Block held against a spring going up a frictionless plane

[TaxiDriver113]

Homework Statement

A 3 kg block is held against a spring (k=580nt/m) at the bottom of a frictionless 25 degree incline. The spring is compressed 0.18m. How far along the incline does the block go when released.

Homework Equations

Usp=1/2kx^2

The Attempt at a Solution

So far the only thing I've been able to do was calculate the velocity which i got to be 1.65m/s if I did it correctly.

Usp= 1/2 * 580 * .18^2
= 9.396

then I did this equation but I didn't know exactly what h was that I was trying to calculate. I think i just ended up calculating how much the spring was compressed and I already knew that.
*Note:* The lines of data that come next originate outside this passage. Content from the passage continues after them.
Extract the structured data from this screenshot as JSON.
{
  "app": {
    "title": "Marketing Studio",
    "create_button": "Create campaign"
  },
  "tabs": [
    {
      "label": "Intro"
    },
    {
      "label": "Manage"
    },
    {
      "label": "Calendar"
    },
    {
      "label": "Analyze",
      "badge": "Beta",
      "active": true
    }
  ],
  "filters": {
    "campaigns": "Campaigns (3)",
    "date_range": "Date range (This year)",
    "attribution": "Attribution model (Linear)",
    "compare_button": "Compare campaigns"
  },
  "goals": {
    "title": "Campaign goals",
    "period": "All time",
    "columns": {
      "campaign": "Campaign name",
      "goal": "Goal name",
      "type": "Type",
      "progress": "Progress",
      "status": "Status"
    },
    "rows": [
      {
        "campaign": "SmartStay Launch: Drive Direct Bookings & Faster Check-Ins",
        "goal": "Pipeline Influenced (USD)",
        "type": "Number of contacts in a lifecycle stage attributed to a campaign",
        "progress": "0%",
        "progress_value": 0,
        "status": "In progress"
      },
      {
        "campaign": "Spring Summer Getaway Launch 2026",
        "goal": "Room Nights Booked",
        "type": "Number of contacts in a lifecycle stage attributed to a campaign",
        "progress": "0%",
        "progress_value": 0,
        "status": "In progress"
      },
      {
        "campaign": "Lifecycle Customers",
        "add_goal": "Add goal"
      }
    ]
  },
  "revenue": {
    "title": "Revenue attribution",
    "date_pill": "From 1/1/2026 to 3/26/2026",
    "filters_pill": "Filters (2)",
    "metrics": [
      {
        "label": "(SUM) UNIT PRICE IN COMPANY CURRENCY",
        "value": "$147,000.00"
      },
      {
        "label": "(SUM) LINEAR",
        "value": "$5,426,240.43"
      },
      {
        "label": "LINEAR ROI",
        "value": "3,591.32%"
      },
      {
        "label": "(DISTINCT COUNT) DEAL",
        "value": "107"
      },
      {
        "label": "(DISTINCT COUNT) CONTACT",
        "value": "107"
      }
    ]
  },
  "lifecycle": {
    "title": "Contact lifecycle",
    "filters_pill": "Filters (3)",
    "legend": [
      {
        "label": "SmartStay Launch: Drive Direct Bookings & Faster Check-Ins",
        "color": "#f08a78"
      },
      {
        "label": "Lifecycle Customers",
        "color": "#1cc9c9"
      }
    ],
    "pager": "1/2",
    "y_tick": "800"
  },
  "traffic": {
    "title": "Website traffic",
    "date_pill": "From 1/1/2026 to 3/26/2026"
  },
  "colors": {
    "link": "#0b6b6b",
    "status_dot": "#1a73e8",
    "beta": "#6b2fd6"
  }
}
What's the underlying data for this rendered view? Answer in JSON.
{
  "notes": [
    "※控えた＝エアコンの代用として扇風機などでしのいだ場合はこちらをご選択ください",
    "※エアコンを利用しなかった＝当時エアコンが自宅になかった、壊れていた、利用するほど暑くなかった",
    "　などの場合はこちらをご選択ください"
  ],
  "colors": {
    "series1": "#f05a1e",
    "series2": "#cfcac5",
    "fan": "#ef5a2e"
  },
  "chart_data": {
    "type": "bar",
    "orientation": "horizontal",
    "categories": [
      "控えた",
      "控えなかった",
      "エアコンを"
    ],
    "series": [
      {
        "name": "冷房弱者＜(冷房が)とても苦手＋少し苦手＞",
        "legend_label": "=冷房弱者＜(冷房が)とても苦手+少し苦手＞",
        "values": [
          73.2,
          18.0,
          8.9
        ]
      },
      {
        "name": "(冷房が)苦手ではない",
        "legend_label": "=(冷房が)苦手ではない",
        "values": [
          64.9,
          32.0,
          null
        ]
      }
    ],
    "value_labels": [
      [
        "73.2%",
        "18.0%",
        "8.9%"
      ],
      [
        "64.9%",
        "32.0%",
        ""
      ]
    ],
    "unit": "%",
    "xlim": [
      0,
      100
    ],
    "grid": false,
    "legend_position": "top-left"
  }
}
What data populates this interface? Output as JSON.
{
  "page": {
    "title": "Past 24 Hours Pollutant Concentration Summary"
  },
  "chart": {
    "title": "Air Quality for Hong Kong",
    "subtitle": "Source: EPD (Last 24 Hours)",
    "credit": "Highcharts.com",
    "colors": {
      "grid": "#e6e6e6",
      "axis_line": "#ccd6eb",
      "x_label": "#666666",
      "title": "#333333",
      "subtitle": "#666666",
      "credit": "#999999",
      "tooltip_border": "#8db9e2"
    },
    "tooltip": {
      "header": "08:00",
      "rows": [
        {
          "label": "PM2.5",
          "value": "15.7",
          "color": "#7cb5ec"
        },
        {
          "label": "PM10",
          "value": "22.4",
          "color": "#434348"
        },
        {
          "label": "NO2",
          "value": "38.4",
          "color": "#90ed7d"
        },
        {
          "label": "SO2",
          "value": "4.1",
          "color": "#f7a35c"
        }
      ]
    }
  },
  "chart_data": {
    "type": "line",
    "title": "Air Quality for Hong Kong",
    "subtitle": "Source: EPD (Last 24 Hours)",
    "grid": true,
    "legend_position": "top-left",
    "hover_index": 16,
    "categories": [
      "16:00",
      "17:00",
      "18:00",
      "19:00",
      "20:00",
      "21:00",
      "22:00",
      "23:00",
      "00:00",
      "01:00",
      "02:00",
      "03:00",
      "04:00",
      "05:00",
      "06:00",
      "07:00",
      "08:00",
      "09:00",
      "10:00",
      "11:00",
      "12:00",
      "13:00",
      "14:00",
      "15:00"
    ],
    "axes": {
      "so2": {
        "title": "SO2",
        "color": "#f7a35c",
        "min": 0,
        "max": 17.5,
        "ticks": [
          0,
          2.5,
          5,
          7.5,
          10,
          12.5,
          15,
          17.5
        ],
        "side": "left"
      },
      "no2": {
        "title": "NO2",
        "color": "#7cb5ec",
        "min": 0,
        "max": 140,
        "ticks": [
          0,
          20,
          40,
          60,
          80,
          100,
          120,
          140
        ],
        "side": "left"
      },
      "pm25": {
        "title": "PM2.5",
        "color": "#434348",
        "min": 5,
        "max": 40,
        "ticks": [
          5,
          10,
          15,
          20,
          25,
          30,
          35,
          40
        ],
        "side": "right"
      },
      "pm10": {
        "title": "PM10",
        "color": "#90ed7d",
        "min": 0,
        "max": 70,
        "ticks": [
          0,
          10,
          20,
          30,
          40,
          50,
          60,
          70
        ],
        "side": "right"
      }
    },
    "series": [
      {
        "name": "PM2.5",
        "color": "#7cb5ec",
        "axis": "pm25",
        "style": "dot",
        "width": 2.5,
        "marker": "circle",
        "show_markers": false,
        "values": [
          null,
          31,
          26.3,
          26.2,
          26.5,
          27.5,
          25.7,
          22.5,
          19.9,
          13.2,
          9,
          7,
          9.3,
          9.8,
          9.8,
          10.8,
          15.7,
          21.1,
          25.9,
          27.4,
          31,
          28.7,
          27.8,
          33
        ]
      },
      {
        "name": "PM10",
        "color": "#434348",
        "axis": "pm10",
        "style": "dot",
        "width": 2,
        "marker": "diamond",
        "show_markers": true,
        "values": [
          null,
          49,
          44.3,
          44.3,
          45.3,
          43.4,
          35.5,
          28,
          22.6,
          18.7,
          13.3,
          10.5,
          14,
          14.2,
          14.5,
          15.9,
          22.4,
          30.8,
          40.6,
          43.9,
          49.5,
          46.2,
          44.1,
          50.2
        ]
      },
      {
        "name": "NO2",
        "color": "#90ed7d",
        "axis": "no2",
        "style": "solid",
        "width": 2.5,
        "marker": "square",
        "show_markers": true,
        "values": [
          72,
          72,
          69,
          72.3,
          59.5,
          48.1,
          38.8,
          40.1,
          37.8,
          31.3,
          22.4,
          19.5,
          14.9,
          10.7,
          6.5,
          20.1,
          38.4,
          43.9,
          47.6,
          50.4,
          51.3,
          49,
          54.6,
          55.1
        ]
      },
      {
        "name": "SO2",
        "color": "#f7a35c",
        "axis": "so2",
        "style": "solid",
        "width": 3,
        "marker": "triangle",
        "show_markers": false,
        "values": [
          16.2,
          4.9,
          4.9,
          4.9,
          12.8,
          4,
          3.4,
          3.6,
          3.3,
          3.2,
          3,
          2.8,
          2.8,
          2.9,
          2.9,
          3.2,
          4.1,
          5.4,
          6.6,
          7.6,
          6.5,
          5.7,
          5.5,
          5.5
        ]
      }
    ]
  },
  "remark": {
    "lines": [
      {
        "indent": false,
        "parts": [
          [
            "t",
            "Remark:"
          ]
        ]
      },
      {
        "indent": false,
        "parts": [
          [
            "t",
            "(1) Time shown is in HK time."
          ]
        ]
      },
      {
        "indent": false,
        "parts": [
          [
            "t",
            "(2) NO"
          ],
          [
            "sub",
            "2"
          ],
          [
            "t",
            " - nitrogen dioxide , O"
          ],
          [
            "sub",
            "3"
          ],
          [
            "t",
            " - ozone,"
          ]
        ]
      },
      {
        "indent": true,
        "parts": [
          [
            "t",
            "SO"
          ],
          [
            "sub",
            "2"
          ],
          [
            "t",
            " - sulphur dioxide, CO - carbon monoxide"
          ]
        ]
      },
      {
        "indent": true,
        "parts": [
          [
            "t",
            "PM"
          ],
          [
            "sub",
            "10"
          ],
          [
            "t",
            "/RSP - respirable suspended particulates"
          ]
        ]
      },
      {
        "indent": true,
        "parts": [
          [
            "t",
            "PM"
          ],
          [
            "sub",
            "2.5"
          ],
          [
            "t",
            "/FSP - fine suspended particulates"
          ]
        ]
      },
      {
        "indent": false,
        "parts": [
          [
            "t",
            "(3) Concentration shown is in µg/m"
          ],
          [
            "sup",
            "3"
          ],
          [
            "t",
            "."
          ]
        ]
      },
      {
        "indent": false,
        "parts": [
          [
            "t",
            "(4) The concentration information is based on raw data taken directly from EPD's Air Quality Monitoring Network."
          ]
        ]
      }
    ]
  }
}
9.396 + (1/2)(3)(0) = (3)(9.8)(h) + (1/2)(3)(1.654^2)
9.396 = 29.4h + 4.103
h = .18

 

[TaxiDriver113]

did I not supply enough information?

 

[LowlyPion]

Welcome to PF.

The PE at the bottom should really give you your height shouldn't it?

 

[nrqed]

Homework Statement

A 3 kg block is held against a spring (k=580nt/m) at the bottom of a frictionless 25 degree incline. The spring is compressed 0.18m. How far along the incline does the block go when released.

Homework Equations

Usp=1/2kx^2

The Attempt at a Solution

So far the only thing I've been able to do was calculate the velocity which i got to be 1.65m/s if I did it correctly.

The speed at what position?

Actually, you don't need to find any speed to solve the problem. At the beginning and at the end of the motion (at the max height) the speed is zero.

Usp= 1/2 * 580 * .18^2
= 9.396

then I did this equation but I didn't know exactly what h was that I was trying to calculate. I think i just ended up calculating how much the spring was compressed and I already knew that.

9.396 + (1/2)(3)(0) = (3)(9.8)(h) + (1/2)(3)(1.654^2)
9.396 = 29.4h + 4.103
h = .18

You could simply do

9.396 J = 3 * 9.8 * h

find h and then use the angle to find the distance along the incline.